One of the biggest beneficiaries was the Afghan security forces. To the surprise of both Afghan and foreign observers, the Taliban failed to carry out a single large-scale assault in a major city. The group claimed to have carried out 1,000 attacks nationwide but security officials said that was a gross exaggeration. Poll observers said the level of violence was unclear.
This year there were about 90,000 fewer U.S. and NATO troops in the country, and those that remained were confined to bases, serving as a reserve force. In their place were 350,000 Afghan police and soldiers, fanned out across the nation.
Wilder said the Afghan government security effort in Kabul, where he observed the vote, was the most sweeping he has seen in thirty years of intermittently working in the country. “It was a really phenomenal security operation,” he said. “I’ve never seen anything like it.”
After the vote, Afghan police were a “sensation” on social media, garnering wide praise, according to Wilder. Their popularity also extended to the street: one poll observer reported seeing a group of young Afghans buy scores of roses and distribute them to police officers the day after the vote.
Barnett Rubin, an expert on Afghanistan who served a senior adviser to the State Department from 2009 to 2013, warned of Taliban retaliation.
“There will be a test of strength this year and next year,” Rubin said, referring to Taliban attacks. But “an election that goes well can only strengthen the morale of the security forces and reduce the morale of the Taliban.”

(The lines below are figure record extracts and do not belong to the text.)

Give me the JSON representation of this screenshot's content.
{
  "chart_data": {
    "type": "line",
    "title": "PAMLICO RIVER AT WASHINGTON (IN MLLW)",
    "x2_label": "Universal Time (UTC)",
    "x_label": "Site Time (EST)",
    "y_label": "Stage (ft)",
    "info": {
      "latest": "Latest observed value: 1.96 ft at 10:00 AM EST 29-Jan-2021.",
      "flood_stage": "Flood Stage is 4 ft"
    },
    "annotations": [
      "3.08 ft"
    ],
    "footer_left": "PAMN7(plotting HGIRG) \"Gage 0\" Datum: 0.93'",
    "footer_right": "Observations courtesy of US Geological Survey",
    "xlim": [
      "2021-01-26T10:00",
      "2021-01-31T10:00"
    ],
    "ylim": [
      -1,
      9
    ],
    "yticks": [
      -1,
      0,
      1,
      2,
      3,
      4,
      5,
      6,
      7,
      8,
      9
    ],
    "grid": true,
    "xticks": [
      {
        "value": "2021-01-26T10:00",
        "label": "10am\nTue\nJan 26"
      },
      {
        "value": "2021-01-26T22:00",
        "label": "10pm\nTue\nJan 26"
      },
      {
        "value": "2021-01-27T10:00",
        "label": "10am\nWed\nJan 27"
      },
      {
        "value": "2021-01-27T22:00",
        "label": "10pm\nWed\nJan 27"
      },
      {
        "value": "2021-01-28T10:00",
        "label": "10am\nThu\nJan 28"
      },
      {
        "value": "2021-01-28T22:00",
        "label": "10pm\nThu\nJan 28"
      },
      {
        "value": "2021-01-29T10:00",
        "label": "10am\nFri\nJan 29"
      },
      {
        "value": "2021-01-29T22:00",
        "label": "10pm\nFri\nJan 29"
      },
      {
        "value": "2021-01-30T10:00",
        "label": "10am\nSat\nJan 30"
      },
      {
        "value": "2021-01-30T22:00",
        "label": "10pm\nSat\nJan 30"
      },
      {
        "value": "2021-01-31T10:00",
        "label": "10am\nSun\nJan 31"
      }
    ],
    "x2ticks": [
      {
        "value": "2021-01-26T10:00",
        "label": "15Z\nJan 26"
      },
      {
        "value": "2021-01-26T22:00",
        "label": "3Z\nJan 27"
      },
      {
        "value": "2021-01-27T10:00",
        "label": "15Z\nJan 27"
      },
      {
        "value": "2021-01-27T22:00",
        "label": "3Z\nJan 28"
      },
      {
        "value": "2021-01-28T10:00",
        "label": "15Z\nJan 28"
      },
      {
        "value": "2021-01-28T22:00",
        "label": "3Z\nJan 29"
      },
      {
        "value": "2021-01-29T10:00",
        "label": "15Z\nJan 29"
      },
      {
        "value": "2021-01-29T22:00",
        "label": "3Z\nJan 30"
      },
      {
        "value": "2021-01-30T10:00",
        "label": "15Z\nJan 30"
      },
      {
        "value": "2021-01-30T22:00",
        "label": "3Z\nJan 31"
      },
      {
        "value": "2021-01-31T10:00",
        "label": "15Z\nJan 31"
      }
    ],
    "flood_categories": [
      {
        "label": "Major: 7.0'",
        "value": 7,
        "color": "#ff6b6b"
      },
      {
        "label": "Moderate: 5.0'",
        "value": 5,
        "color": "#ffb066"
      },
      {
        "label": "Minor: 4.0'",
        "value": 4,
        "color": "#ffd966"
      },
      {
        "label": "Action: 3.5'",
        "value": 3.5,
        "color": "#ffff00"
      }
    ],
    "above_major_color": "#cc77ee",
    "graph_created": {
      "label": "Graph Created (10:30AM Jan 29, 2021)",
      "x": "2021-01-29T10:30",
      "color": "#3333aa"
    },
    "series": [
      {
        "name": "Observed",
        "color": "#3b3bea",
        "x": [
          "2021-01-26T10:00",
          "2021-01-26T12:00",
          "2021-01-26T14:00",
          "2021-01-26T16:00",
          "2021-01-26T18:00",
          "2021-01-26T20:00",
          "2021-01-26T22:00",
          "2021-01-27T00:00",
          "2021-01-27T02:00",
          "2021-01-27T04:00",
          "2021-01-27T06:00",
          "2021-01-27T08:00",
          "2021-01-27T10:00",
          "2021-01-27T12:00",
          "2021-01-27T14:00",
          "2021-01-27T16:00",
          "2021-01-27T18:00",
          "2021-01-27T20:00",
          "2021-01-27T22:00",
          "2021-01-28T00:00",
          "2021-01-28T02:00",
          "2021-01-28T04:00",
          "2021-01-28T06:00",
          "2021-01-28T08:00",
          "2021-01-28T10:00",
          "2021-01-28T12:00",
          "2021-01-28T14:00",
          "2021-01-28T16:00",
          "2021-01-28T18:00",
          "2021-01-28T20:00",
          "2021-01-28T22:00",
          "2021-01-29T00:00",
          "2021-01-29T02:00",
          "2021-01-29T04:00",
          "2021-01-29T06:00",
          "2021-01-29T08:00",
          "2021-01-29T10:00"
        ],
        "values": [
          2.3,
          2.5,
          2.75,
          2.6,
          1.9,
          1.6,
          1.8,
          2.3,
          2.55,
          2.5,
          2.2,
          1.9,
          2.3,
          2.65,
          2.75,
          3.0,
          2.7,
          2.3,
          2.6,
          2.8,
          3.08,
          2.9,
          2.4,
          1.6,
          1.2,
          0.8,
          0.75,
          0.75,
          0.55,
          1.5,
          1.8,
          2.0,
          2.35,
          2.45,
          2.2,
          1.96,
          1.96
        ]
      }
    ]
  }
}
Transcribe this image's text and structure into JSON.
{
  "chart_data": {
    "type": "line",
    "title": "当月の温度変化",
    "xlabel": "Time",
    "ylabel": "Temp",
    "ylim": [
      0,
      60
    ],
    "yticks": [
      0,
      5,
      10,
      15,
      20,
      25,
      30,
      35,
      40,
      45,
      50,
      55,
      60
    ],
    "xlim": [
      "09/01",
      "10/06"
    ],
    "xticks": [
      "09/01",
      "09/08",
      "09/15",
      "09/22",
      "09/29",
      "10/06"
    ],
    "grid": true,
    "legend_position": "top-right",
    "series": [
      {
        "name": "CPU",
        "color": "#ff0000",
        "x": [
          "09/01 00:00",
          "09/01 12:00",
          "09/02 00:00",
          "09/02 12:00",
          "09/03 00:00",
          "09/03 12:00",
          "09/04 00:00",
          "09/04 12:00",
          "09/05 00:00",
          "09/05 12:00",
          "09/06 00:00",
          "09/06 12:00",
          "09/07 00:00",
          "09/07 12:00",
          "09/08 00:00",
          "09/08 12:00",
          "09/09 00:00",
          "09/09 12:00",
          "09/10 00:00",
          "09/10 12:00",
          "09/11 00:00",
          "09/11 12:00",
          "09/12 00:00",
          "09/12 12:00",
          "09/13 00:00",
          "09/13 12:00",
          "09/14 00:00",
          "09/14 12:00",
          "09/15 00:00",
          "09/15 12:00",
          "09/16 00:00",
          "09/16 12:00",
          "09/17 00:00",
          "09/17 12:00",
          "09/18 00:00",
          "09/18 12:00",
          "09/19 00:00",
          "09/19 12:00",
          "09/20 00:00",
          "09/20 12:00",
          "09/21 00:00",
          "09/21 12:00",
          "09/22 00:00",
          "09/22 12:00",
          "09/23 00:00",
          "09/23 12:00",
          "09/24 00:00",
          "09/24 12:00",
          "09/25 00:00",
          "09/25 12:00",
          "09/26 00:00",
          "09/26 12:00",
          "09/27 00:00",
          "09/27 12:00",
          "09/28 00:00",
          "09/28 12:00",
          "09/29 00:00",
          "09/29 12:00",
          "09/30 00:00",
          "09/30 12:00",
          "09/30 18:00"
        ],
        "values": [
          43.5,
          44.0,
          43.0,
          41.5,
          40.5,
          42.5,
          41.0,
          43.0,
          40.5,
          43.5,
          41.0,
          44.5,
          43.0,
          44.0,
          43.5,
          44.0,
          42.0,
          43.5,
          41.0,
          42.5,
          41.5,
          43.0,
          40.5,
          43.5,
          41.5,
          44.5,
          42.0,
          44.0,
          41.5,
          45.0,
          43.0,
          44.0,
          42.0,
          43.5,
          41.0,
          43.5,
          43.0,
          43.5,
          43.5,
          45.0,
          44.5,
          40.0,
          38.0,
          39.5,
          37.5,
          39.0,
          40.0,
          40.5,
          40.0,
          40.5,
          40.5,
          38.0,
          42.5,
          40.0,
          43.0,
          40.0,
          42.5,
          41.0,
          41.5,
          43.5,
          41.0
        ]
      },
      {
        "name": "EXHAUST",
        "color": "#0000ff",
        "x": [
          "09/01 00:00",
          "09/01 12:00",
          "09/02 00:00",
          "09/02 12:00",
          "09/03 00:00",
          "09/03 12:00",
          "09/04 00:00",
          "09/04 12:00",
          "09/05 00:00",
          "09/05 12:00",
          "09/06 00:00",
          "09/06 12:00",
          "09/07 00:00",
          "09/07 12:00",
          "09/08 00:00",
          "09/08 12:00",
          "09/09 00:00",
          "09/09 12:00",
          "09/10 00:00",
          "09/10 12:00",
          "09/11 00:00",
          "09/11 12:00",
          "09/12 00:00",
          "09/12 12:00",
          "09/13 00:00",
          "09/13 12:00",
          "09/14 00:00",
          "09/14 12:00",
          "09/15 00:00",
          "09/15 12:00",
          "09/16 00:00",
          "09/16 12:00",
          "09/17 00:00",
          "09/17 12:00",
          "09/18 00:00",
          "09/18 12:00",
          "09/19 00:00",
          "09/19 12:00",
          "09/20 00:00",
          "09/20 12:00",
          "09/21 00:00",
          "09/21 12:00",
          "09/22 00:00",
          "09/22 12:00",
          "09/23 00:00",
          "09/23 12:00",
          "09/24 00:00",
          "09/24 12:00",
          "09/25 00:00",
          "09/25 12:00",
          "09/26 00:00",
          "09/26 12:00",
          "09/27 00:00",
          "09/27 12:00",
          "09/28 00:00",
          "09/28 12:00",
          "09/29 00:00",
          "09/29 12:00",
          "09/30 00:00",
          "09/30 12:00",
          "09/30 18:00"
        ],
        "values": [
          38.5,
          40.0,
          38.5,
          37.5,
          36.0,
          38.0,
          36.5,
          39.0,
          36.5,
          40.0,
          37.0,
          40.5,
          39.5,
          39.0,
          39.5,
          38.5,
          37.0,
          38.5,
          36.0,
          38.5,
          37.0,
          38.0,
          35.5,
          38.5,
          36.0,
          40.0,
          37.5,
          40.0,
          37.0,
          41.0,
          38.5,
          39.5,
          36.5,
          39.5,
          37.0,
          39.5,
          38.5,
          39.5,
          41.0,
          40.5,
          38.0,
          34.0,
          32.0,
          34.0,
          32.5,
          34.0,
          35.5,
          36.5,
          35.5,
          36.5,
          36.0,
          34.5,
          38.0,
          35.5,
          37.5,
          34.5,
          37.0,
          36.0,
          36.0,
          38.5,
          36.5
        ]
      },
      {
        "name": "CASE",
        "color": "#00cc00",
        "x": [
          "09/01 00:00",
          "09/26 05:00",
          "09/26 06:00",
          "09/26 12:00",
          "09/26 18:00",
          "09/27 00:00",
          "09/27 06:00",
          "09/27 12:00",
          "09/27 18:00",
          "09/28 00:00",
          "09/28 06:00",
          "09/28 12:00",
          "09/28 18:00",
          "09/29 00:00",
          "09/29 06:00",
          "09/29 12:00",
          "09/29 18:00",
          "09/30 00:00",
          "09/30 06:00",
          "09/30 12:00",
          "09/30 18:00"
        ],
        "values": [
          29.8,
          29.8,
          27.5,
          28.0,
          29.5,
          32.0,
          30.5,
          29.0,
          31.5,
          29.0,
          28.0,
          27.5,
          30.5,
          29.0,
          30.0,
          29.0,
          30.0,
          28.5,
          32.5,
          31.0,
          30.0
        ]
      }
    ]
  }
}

In terms of candidates, it was Ghani, the technocrat turned effective campaigner, that most surprised observers.
Despite wide praise for Ghani’s 2002-2004 tenure as Afghanistan’s finance minister, he was seen as lacking political skills or a large electoral base. Afghans who remained in the country during the 1980s Soviet occupation and 1990s civil war seemed to resent Afghans who, like Ghani, had fled the country and flourished.
After his 2009 defeat, Ghani remained in Afghanistan, built a home and took a position overseeing the transition of security operations from foreign forces to Afghan units. Visiting every province in the nation, he developed a vast network of supporters. Criticized in the past for being too haughty, abrasive and Western, he donned local clothes and grew a short beard.
In a maneuver that surprised many, he forged an electoral alliance with Abdul Rashid Dostum, a former Uzbek warlord long accused of gross human rights violations. Having Dostum as an ally delivered a large block of votes to Ghani. In debates and on the campaign trail, Ghani vowed to end corruption and modernize Afghanistan.
“He has been exciting to young people,” said Neumann, the former ambassador. “He is really the change candidate.”